Neue Forschungsergebnisse zeigen, dass Menschen mit unbehandelter obstruktiver Schlafapnoe ein erhöhtes Risiko haben, an Parkinson zu erkranken. Sie können dieses Risiko jedoch deutlich senken, indem sie ihre Schlafqualität durch die Anwendung von CPAP (kontinuierlicher positiver Atemwegsdruck) verbessern.
Die heute in der Fachzeitschrift JAMA Neurology veröffentlichte Studie untersuchte elektronische Gesundheitsakten von mehr als 11 Millionen US-Militärveteranen, die zwischen 1999 und 2022 Leistungen des US-Veteranenministeriums in Anspruch genommen hatten.

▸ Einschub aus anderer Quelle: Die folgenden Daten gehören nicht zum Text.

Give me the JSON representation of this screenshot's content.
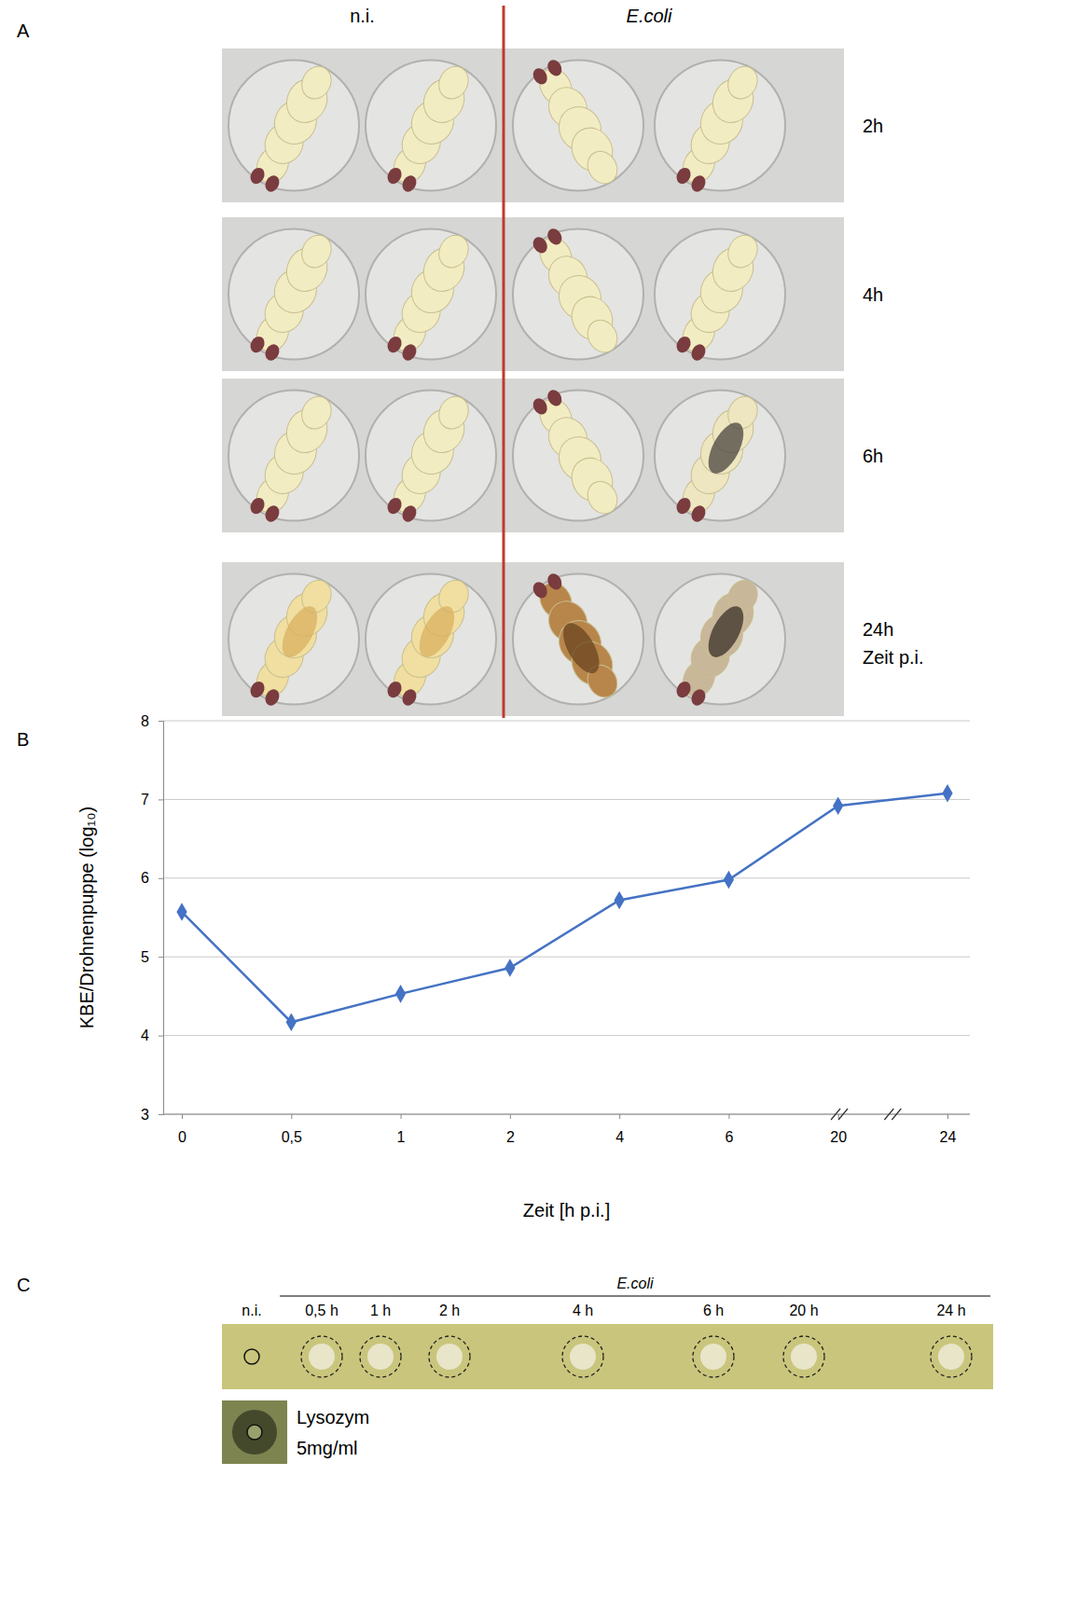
{
  "figure": {
    "panel_letters": [
      "A",
      "B",
      "C"
    ]
  },
  "panel_a": {
    "groups": [
      "n.i.",
      "E.coli"
    ],
    "times": [
      "2h",
      "4h",
      "6h",
      "24h"
    ],
    "time_axis_label": "Zeit p.i."
  },
  "chart_data": {
    "type": "line",
    "categories": [
      "0",
      "0,5",
      "1",
      "2",
      "4",
      "6",
      "20",
      "24"
    ],
    "values": [
      5.57,
      4.17,
      4.53,
      4.86,
      5.72,
      5.98,
      6.92,
      7.08
    ],
    "color": "#4472c4",
    "marker": "diamond",
    "x_label": "Zeit [h p.i.]",
    "y_label": "KBE/Drohnenpuppe (log₁₀)",
    "ylim": [
      3,
      8
    ],
    "yticks": [
      3,
      4,
      5,
      6,
      7,
      8
    ],
    "grid": true
  },
  "panel_c": {
    "group_label": "E.coli",
    "control_label": "n.i.",
    "times": [
      "0,5 h",
      "1 h",
      "2 h",
      "4 h",
      "6 h",
      "20 h",
      "24 h"
    ],
    "reference_label": "Lysozym",
    "reference_concentration": "5mg/ml"
  }
}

Die Forschungsarbeiten wurden von der Oregon Health & Science University und dem Portland VA Health Care System geleitet.

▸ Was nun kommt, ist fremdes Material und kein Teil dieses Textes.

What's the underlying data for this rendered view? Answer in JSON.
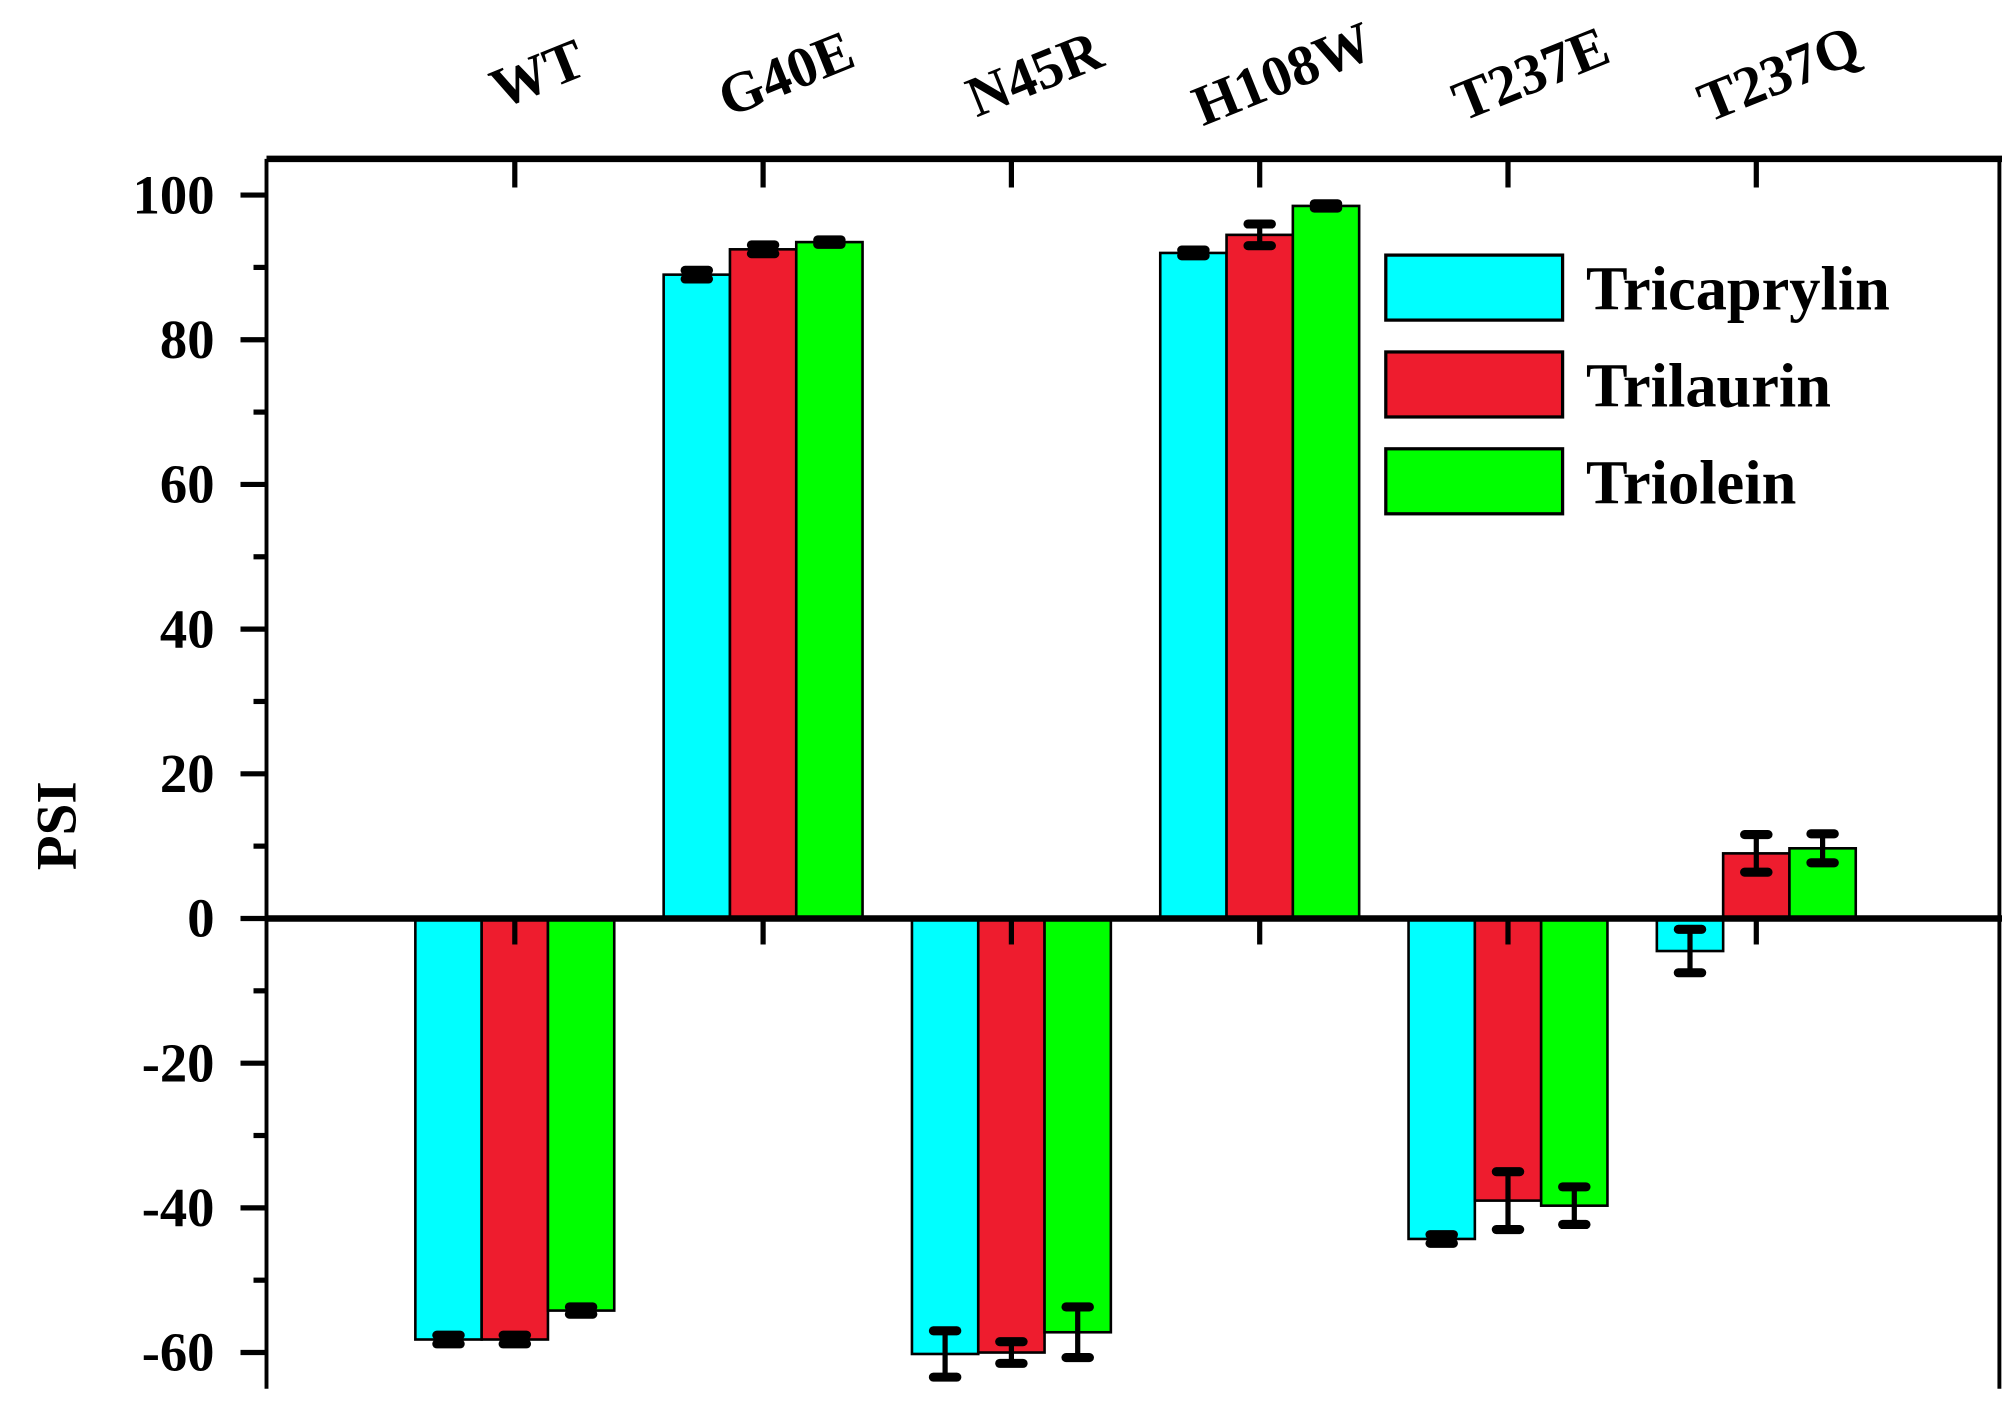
{
  "chart_data": {
    "type": "bar",
    "title": "",
    "xlabel": "",
    "ylabel": "PSI",
    "ylim": [
      -65,
      105
    ],
    "yticks": [
      -60,
      -40,
      -20,
      0,
      20,
      40,
      60,
      80,
      100
    ],
    "categories": [
      "WT",
      "G40E",
      "N45R",
      "H108W",
      "T237E",
      "T237Q"
    ],
    "category_axis_position": "top",
    "grid": false,
    "legend_position": "top-right",
    "series": [
      {
        "name": "Tricaprylin",
        "color": "#00ffff",
        "values": [
          -58.2,
          89.0,
          -60.2,
          92.0,
          -44.3,
          -4.5
        ],
        "errors": [
          0.6,
          0.6,
          3.2,
          0.4,
          0.6,
          3.0
        ]
      },
      {
        "name": "Trilaurin",
        "color": "#ee1c2e",
        "values": [
          -58.2,
          92.5,
          -60.0,
          94.5,
          -39.0,
          9.0
        ],
        "errors": [
          0.6,
          0.6,
          1.5,
          1.5,
          4.0,
          2.6
        ]
      },
      {
        "name": "Triolein",
        "color": "#00ff00",
        "values": [
          -54.2,
          93.5,
          -57.2,
          98.5,
          -39.7,
          9.7
        ],
        "errors": [
          0.5,
          0.3,
          3.5,
          0.3,
          2.6,
          2.0
        ]
      }
    ]
  }
}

Parkinson ist eine neurodegenerative Erkrankung, von der schätzungsweise eine Million Menschen landesweit betroffen sind, wobei das Risiko für Menschen über 60 Jahre von Jahr zu Jahr stetig zunimmt.
Die neue Studie deutet auf ein erhöhtes Risiko bei Menschen mit unbehandelter Schlafapnoe hin, langfristig an Parkinson zu erkranken.

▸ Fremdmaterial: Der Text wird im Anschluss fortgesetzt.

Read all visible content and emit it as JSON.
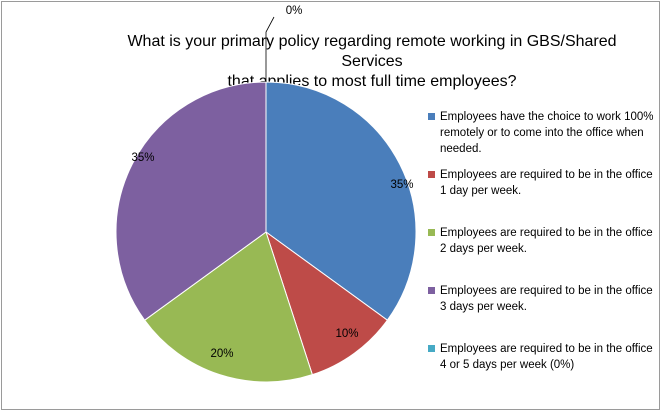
{
  "chart_data": {
    "type": "pie",
    "title_lines": [
      "What is your primary policy regarding remote working in GBS/Shared Services",
      "that applies to most full time employees?"
    ],
    "slices": [
      {
        "label": "Employees have the choice to work 100% remotely or to come into the office when needed.",
        "value": 35,
        "data_label": "35%",
        "color": "#4a7ebb"
      },
      {
        "label": "Employees are required to be in the office 1 day per week.",
        "value": 10,
        "data_label": "10%",
        "color": "#be4b48"
      },
      {
        "label": "Employees are required to be in the office 2 days per week.",
        "value": 20,
        "data_label": "20%",
        "color": "#98b954"
      },
      {
        "label": "Employees are required to be in the office 3 days per week.",
        "value": 35,
        "data_label": "35%",
        "color": "#7d60a0"
      },
      {
        "label": "Employees are required to be in the office 4 or 5 days per week (0%)",
        "value": 0,
        "data_label": "0%",
        "color": "#46aac5"
      }
    ],
    "start_angle": "12 o'clock",
    "direction": "clockwise",
    "legend_position": "right"
  }
}
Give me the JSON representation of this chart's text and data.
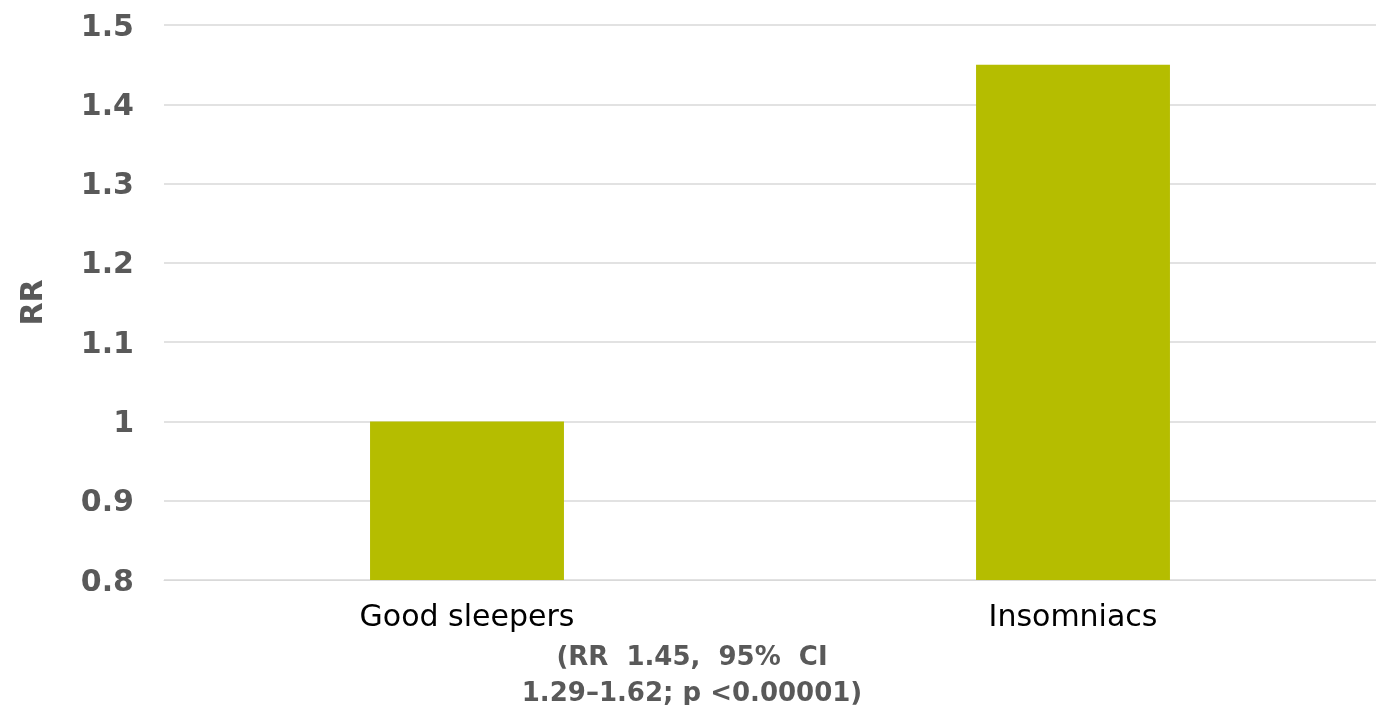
{
  "chart_data": {
    "type": "bar",
    "ylabel": "RR",
    "categories": [
      "Good sleepers",
      "Insomniacs"
    ],
    "values": [
      1,
      1.45
    ],
    "color": "#b5bd00",
    "ylim": [
      0.8,
      1.5
    ],
    "yticks": [
      0.8,
      0.9,
      1,
      1.1,
      1.2,
      1.3,
      1.4,
      1.5
    ],
    "grid": "y",
    "annotations": [
      "(RR  1.45,  95%  CI\n1.29–1.62; p <0.00001)"
    ]
  }
}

Selbst nach Berücksichtigung von Störfaktoren wie Übergewicht, Alter und Bluthochdruck zeigte die Studie einen starken Zusammenhang zwischen unbehandelter Schlafapnoe und Parkinson. Unter Millionen von Menschen mit Schlafapnoe hatten diejenigen, die die Erkrankung nicht mit CPAP behandelten, ein fast doppelt so hohes Risiko, an Parkinson zu erkranken, wie diejenigen, die eine CPAP-Therapie anwendeten.